I magistrati hanno richiesto il rinvio a giudizio per tutti gli imputati e una condanna per due anni per il dirigente del Prap, il Provveditorato regionale dell’amministrazione penitenziaria, Claudio Marchiandi che ha scelto il rito abbreviato. Più o meno nelle stesse ore, la magistratura ha aperto un’inchiesta per la morte di Simone La Penna, ragazzo di 32 anni di Viterbo, morto il 26 novembre 2009 a Regina Coeli per un arresto cardiaco. L’uomo stava scontando una pena definitiva a 2 anni e 4 mesi per reati connessi al possesso di stupefacenti. Soffriva di anoressia nervosa e in carcere aveva perso 30 chili.

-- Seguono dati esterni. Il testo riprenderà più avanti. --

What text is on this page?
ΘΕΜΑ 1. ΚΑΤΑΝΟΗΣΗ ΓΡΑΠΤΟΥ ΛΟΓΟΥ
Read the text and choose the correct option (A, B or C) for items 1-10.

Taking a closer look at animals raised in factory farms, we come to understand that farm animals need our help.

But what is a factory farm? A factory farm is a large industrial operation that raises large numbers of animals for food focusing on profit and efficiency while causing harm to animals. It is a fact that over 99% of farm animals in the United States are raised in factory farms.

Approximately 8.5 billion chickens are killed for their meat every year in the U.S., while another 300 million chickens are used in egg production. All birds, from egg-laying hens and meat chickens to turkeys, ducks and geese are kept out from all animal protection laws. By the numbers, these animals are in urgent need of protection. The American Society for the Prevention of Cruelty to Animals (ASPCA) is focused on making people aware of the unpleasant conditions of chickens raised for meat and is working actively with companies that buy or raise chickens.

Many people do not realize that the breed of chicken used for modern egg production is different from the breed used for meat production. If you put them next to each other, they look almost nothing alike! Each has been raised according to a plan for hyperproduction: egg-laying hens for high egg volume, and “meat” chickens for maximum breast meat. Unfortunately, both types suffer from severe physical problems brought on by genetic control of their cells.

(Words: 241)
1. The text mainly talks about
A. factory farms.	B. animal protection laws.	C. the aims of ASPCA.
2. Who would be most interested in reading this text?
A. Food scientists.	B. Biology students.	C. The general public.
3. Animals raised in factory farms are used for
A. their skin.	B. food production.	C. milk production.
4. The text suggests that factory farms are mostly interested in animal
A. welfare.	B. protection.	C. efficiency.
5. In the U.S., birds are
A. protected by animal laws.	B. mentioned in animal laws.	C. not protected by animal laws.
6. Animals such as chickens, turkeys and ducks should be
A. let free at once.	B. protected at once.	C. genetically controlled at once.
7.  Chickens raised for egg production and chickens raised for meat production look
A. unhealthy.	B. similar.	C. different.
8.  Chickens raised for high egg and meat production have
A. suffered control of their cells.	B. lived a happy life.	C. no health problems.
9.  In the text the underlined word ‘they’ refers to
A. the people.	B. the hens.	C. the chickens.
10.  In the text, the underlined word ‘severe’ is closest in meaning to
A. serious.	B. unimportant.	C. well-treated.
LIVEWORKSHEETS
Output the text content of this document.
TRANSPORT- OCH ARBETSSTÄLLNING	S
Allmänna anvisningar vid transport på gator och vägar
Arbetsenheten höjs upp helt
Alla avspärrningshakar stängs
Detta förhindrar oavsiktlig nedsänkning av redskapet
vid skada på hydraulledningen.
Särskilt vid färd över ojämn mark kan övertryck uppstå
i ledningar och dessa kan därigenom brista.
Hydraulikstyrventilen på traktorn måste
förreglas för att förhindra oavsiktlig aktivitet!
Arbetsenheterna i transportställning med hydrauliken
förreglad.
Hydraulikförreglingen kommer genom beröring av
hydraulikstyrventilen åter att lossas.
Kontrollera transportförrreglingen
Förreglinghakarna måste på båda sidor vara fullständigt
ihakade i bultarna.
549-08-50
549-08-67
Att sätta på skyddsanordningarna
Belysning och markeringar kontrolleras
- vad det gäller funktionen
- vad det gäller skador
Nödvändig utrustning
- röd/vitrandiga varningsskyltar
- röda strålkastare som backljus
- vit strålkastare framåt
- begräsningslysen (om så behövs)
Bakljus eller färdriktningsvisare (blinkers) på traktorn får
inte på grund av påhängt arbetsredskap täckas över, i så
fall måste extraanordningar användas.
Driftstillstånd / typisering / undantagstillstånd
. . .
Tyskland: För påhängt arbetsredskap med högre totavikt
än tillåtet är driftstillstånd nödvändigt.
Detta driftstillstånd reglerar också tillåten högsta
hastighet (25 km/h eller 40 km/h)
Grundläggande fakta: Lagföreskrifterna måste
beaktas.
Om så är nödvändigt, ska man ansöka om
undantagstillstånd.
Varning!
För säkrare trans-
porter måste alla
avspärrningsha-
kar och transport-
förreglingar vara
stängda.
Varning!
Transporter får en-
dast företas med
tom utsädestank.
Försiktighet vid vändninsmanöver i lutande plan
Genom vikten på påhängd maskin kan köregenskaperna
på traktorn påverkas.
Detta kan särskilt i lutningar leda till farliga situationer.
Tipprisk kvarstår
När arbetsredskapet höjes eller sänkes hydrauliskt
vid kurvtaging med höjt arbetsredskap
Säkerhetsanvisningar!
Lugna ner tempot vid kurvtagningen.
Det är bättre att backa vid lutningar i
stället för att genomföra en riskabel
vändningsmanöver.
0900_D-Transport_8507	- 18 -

Viste le forti analogie con il caso Cucchi (entrambi i ragazzi avevano problemi di droga, e in entrambi i casi, con molta probabilità, andrà accertata la presenza di un comportamento negligente da parte di personale sanitario), la Procura di Roma oggi ha voluto precisare: “Non siamo di fronte a un nuovo caso Cucchi perché nella vicenda di Simone La Penna non si sono verificate vessazioni in ambiente penitenziario né maltrattamenti”. Per ora le persone indagate sono sette: sei medici e un infermiere della struttura sanitaria interna di Regina Coeli. Il reato ipotizzato è omicidio colposo.

La Penna aveva una figlia che oggi ha 3 anni. A vedere le foto che stanno circolando su stampa e web sembra impossibile credere che quel ragazzo, alto circa un metro e ottanta, pesasse 49 chili quando è stato trovato morto sulla brandina del suo letto. Era arrivato a Regina Coeli il 28 giugno, trasferito dal reparto medico per detenuti dell’ospedale Belcolle di Viterbo. I famigliari, e gli esperti da loro interpellati, avevano più volte sollecitato un intervento. Avevano denunciato che in quello stato, depresso e malato, Simone era incompatibile con il regime carcerario. Evidentemente, qualcuno all’interno della struttura non era dello stesso avviso. Ha dovuto ricredersi la mattina del 26 novembre.

La cronaca, dunque, continua a raccontarci il panorama, non esattamente “idilliaco” delle carceri italiane e del modo in cui viene trattata la popolazione detenuta. Una situazione che è ormai ipocrita definire di emergenza. Mentre la discussione politica sembra schiacciata sul tema del sovraffollamento, col governo che ha smesso anche di sbandierare il suo miracoloso “piano carceri”. Ma poi, qualcuno crede davvero che con più celle e più brandine, le storie come quella di Cucchi e di La Penna non si ripeteranno più?